Sydney posts strongest growth in 31 years
Sydney’s housing market is on track to recoup the 15 per cent loss in prices suffered during the 18-month downturn early next year and reach a new record high by March.
Property prices in the harbour city surged 2.7 per cent in November, the highest monthly growth rate since 1988, while Melbourne property values grew by 2.2 per cent over the same period, according to the latest CoreLogic Home Value Index.
Prices also increased in every other capital city except Darwin, with a 2.3 per cent rise in Hobart, 1.6 per cent in Canberra, 0.8 per cent in Brisbane and 0.5 per cent in Adelaide.
Even in Perth, where property prices have been trending lower since mid-2014, values grew slightly by 0.4 per cent. Over the past 13 years, Perth has gone from having the most expensive property of all the capital cities to the cheapest.
CoreLogic’s head of research Tim Lawless said since Sydney’s market had bottomed out in May, prices were up 8.2 per cent and just 8 per cent lower than when prices peak in July 2017.
“If we see this trajectory of growth continuing Sydney, based on the run rate of growth over the past three months, we will find a new record high in March next year,” Mr Lawless said.
“I think for the next few months, I can’t really see any changes that would start to slow the market down,” Mr Lawless said.
“There is this urgency that we’re seeing in the market. Just speaking to a lot of real estate groups and also consumers it does seem to be that FOMO is really come back into the marketplace with a large number of property buyers competing for a very small pool of stock.”
Melbourne is on track to hit a new record high of prices in January, with property values just 3.7 per cent below their peak reached in October 2017.
He said the real test would come early next year when a ramp up in new listing numbers was expected due to the strong selling conditions.
“We’re still seeing new listings and total listing numbers well below where they were a year ago in every capital city. But I think the fact that selling conditions are so strong, which is evidenced by the very high clearance rates, by reduced selling times and by very low discounting rates, I think we will start to see more homeowners putting their properties on the market. So higher listing numbers could dampen some of this,” Mr Lawless said.

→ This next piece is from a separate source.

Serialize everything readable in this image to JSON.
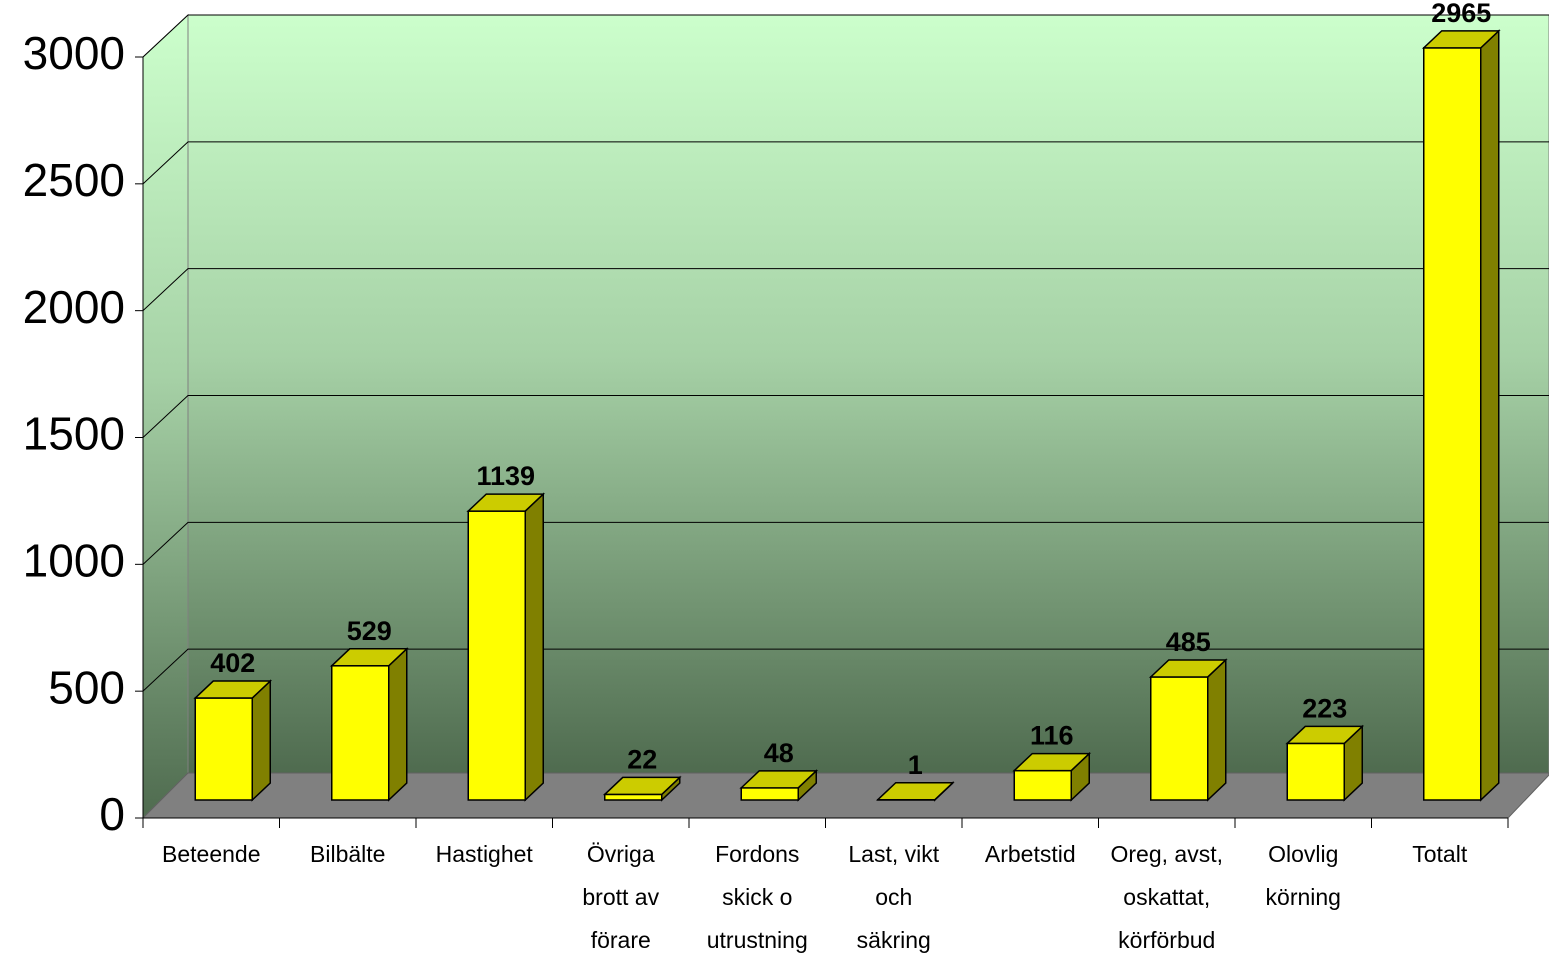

Economist Stephen Koukoulas said while a property rebound would not faze the Reserve Bank he said the speed of the pick-up, at more than 2 per cent a month, would likely cause some concern and, along with a possible upside of a wealth effect, could give the RBA a reason not to cut interest rates.
“Obviously we need to wait and see the data for the next few months but nonetheless, I think it will feed into the RBA’s thinking from a couple of perspectives. One, as we know, the RBA has got a very strong thought process around household debt and house prices… and on the positive side there is a wealth effect and its impact on consumption,” Mr Koukoulas said.
“One of the reasons why I think consumption has been weak up until the September quarter roughly, was that prices were falling through til the middle of the year so there was a lag effect from wealth being eroded. If this continues through the middle of next year, then there will be a positive wealth effect on consumers and when consumers are wealthier, they tend to increase the speed at which they spend, so it’s not all concerning for the RBA.”